In all the years I’ve been coaching couples, it pains me to see couples communicate in these ways because I know the kind of damage these seemingly small things can do to even great relationships. I view it as a lost opportunity for couples to have the most engaging, peaceful, intimate, fun relationship possible. Kind of sad really as I think about this.

When bounded by our communication habits, it is really difficult to even know of a different way to speak.

I see part of my job is to lift couples out of their current habits to experience a new way of communicating so they can see for themselves that there is a more effective way. I hope they experience first hand that they don’t have to attack, defend, give the silent treatment, use name calling or analyzing their partner to get what they want in the relationship!

Here’s Another Shocker…

A recent survey of mental health professionals reveals communication problems are the most common factor that leads to divorce (65%), followed by couples’ inability to resolve conflict (45%).

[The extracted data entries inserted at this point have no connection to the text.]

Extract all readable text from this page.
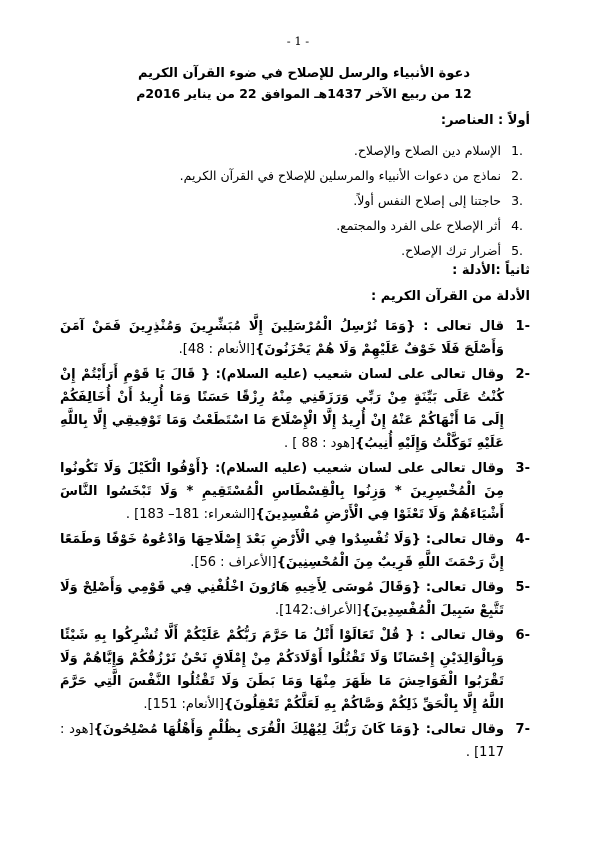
- 1 -
دعوة الأنبياء والرسل للإصلاح في ضوء القرآن الكريم
12 من ربيع الآخر 1437هـ الموافق 22 من يناير 2016م
أولاً : العناصر:
1.
الإسلام دين الصلاح والإصلاح.
2.
نماذج من دعوات الأنبياء والمرسلين للإصلاح في القرآن الكريم.
3.
حاجتنا إلى إصلاح النفس أولاً.
4.
أثر الإصلاح على الفرد والمجتمع.
5.
أضرار ترك الإصلاح.
ثانياً :الأدلة :
الأدلة من القرآن الكريم :
1-
قال تعالى : {وَمَا نُرْسِلُ الْمُرْسَلِينَ إِلَّا مُبَشِّرِينَ وَمُنْذِرِينَ فَمَنْ آمَنَ وَأَصْلَحَ فَلَا خَوْفٌ عَلَيْهِمْ وَلَا هُمْ يَحْزَنُونَ}[الأنعام : 48].
2-
وقال تعالى على لسان شعيب (عليه السلام): { قَالَ يَا قَوْمِ أَرَأَيْتُمْ إِنْ كُنْتُ عَلَى بَيِّنَةٍ مِنْ رَبِّي وَرَزَقَنِي مِنْهُ رِزْقًا حَسَنًا وَمَا أُرِيدُ أَنْ أُخَالِفَكُمْ إِلَى مَا أَنْهَاكُمْ عَنْهُ إِنْ أُرِيدُ إِلَّا الْإِصْلَاحَ مَا اسْتَطَعْتُ وَمَا تَوْفِيقِي إِلَّا بِاللَّهِ عَلَيْهِ تَوَكَّلْتُ وَإِلَيْهِ أُنِيبُ}[هود : 88 ] .
3-
وقال تعالى على لسان شعيب (عليه السلام): {أَوْفُوا الْكَيْلَ وَلَا تَكُونُوا مِنَ الْمُخْسِرِينَ * وَزِنُوا بِالْقِسْطَاسِ الْمُسْتَقِيمِ * وَلَا تَبْخَسُوا النَّاسَ أَشْيَاءَهُمْ وَلَا تَعْثَوْا فِي الْأَرْضِ مُفْسِدِينَ}[الشعراء: 181– 183] .
4-
وقال تعالى: {وَلَا تُفْسِدُوا فِي الْأَرْضِ بَعْدَ إِصْلَاحِهَا وَادْعُوهُ خَوْفًا وَطَمَعًا إِنَّ رَحْمَتَ اللَّهِ قَرِيبٌ مِنَ الْمُحْسِنِينَ}[الأعراف : 56].
5-
وقال تعالى: {وَقَالَ مُوسَى لِأَخِيهِ هَارُونَ اخْلُفْنِي فِي قَوْمِي وَأَصْلِحْ وَلَا تَتَّبِعْ سَبِيلَ الْمُفْسِدِينَ}[الأعراف:142].
6-
وقال تعالى : { قُلْ تَعَالَوْا أَتْلُ مَا حَرَّمَ رَبُّكُمْ عَلَيْكُمْ أَلَّا تُشْرِكُوا بِهِ شَيْئًا وَبِالْوَالِدَيْنِ إِحْسَانًا وَلَا تَقْتُلُوا أَوْلَادَكُمْ مِنْ إِمْلَاقٍ نَحْنُ نَرْزُقُكُمْ وَإِيَّاهُمْ وَلَا تَقْرَبُوا الْفَوَاحِشَ مَا ظَهَرَ مِنْهَا وَمَا بَطَنَ وَلَا تَقْتُلُوا النَّفْسَ الَّتِي حَرَّمَ اللَّهُ إِلَّا بِالْحَقِّ ذَلِكُمْ وَصَّاكُمْ بِهِ لَعَلَّكُمْ تَعْقِلُونَ}[الأنعام: 151].
7-
وقال تعالى: {وَمَا كَانَ رَبُّكَ لِيُهْلِكَ الْقُرَى بِظُلْمٍ وَأَهْلُهَا مُصْلِحُونَ}[هود : 117] .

I throw out this research and these statistics here not to strike fear in your heart, but more as a wake-up call to take seriously the importance of communication on the quality of your relationship. I can’t help but wave my flag about there being a more effective way to communicate and resolve conflicts that can foster intimacy and vulnerability instead of driving a wedge between people.

Small issues you experience now with ineffective ways to resolve them, can add up to huge disconnections in the future. You could either keep fighting the same fights over and over again or silently endure while running on the fumes of hope that something is going to change. That’s why learning these new skills now is so important.